I am looking for some Elixir benchmarks that use structs. I would appreciate it if you could share some with me.
Why? I’m working on a project (my undergraduate thesis) whose goal is to improve the performance of the map lookup operation in BEAM. Now, I’m at a stage where I need to perform tests to analyze the behavior of the current BEAM implementation when using Elixir structs.
In Membrane, we use nested structs and (usually small) maps for element state, which is basically a GenServer state. There are rather no heavy loops over it, but we figured out that access to structs impacts performance significantly. So we replaced Elixir’s Access by macros that construct pattern matches in the compile time. That turned out to provide significant speedup in some of our benchmarks. Not sure if that’s what you’re looking for, but I guess speeding up structs/maps themselves could give Membrane another boost.
I think rebuilding Commanded’s aggregate from a lot of events (when there’s no snapshot) could be a good example of that.
We’re doing that in our company too. I can provide you with some test code and data or maybe even a Benchee script to run, if you want.

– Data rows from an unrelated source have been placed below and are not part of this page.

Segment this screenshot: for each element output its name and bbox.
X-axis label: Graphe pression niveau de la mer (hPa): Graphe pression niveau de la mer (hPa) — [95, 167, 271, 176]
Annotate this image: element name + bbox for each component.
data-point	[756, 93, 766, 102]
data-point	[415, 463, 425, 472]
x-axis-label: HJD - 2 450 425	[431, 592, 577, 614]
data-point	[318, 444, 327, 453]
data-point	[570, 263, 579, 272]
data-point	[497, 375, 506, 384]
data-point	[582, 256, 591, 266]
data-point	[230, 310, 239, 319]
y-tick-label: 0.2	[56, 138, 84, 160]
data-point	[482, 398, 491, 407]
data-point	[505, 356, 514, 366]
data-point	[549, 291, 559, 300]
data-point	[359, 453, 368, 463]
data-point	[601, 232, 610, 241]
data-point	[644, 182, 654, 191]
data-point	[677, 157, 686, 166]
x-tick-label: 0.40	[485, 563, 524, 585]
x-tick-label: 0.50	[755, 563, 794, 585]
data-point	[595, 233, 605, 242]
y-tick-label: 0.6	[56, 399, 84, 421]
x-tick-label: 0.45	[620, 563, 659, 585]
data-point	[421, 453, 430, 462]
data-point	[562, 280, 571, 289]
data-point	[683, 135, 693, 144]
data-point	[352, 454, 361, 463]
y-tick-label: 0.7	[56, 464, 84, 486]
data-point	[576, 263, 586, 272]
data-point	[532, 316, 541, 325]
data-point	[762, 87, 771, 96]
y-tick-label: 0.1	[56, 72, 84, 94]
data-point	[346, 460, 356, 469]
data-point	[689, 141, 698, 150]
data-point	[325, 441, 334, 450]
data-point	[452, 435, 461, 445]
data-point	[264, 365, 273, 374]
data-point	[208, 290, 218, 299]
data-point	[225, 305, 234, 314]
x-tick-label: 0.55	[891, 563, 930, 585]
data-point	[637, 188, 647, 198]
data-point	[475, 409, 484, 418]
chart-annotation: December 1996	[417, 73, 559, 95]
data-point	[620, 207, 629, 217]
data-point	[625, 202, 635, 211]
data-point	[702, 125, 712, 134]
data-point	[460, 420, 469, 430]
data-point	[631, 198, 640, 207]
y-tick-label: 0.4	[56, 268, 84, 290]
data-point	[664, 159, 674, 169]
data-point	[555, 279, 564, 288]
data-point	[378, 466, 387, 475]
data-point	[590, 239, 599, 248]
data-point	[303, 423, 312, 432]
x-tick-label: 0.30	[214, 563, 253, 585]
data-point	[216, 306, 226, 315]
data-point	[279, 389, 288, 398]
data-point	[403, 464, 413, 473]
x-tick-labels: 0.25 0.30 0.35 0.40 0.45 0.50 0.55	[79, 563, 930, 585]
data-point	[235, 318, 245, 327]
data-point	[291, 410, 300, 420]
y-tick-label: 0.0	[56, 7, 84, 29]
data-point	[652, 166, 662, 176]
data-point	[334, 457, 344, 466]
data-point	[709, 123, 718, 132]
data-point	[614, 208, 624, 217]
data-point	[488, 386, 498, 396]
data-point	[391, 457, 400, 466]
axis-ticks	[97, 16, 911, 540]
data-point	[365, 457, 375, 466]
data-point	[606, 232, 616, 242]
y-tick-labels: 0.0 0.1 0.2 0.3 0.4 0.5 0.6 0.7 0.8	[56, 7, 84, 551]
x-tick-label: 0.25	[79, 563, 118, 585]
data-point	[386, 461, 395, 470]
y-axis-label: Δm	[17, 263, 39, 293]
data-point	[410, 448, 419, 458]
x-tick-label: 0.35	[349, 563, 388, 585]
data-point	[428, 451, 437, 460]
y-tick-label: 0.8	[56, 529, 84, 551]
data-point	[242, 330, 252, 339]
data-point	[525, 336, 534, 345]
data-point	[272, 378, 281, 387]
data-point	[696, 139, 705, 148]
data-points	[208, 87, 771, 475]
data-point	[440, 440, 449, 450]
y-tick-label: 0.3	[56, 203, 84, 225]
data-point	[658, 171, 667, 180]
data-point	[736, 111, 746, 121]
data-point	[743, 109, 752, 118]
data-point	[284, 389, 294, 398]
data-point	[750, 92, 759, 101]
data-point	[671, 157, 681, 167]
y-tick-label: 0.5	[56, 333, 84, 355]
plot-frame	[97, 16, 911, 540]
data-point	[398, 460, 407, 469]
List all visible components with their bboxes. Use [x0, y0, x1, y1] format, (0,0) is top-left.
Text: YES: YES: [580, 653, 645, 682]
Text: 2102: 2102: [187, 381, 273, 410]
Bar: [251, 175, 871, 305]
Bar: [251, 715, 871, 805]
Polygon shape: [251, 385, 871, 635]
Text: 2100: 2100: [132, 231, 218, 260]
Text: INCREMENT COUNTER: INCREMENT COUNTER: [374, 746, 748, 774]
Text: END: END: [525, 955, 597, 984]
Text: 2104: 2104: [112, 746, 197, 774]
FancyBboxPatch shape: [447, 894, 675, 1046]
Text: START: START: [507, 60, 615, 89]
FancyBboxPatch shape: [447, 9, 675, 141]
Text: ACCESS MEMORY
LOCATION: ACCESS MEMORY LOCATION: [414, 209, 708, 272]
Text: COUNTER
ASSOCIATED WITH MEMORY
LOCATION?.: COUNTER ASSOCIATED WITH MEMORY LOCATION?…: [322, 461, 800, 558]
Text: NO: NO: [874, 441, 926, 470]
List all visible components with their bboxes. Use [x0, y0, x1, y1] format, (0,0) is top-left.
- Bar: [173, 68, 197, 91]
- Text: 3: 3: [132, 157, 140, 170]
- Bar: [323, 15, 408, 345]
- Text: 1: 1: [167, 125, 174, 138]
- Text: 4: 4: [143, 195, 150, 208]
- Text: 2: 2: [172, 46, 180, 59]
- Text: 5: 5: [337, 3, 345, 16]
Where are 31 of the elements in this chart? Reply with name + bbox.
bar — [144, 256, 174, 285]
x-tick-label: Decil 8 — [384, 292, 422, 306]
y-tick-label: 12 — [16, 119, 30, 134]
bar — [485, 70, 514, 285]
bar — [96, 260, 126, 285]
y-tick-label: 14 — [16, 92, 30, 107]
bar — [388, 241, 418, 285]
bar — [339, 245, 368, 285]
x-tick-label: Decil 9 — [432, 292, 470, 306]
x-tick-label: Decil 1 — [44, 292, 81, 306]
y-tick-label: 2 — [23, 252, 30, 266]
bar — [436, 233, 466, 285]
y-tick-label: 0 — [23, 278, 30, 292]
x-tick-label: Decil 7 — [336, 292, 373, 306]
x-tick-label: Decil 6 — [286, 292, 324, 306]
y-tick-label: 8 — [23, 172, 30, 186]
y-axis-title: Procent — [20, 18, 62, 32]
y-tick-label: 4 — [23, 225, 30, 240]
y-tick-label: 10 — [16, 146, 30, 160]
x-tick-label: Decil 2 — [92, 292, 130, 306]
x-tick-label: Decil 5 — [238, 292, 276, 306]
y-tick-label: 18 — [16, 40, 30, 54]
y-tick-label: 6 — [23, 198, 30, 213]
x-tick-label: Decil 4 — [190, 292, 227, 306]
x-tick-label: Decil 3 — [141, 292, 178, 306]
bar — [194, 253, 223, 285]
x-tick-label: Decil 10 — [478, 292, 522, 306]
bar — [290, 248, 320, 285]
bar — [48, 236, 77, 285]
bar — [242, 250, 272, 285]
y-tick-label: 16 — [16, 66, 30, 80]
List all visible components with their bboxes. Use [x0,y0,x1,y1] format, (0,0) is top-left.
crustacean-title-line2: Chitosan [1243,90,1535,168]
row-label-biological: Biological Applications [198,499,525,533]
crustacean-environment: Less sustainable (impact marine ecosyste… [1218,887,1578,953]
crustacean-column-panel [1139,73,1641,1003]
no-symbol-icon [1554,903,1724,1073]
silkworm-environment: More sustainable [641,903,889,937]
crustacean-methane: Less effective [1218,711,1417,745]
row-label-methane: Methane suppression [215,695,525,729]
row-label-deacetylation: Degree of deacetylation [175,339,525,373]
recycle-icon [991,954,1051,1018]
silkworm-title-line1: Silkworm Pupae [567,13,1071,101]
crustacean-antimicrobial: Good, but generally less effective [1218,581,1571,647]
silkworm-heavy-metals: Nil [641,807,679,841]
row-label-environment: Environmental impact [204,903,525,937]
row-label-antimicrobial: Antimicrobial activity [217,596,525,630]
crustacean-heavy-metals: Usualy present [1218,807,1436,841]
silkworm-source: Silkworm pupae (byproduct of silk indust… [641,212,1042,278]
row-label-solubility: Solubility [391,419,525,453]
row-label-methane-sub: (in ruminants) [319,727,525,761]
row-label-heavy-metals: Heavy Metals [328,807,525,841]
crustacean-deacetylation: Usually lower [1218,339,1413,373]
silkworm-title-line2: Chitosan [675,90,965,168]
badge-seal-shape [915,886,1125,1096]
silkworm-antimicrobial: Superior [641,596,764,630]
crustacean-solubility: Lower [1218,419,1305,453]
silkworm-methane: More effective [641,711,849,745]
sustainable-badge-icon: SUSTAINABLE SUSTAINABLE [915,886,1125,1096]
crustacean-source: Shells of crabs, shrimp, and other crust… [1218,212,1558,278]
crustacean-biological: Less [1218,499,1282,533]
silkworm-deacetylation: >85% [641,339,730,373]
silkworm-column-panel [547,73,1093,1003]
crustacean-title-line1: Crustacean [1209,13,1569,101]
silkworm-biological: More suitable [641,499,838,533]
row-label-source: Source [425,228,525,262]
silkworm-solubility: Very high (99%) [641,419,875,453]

@stefanluptak that would be perfect! An Elixir script with Mix.install at the top that installs the required depsand then proceeds to aggregate would be perfect!
@mat-hek if that can be isolated, that would be perfect too! Especially knowing the code was a bottleneck in the past.
Here’s a thing that might help. I’ve been (experimenting) with XML parsing. One iteration I did was creating a Saxy handler that parses the XML into a struct, something like the following,
THEN we have a library called data_schema that queries into that representation to create a different struct from it. It does that by reducing through a schema and querying into the result from Saxy, so if you have large XML you’ll be doing lots and lots of Map.gets into the result of the Saxy handler to get the values for your new struct.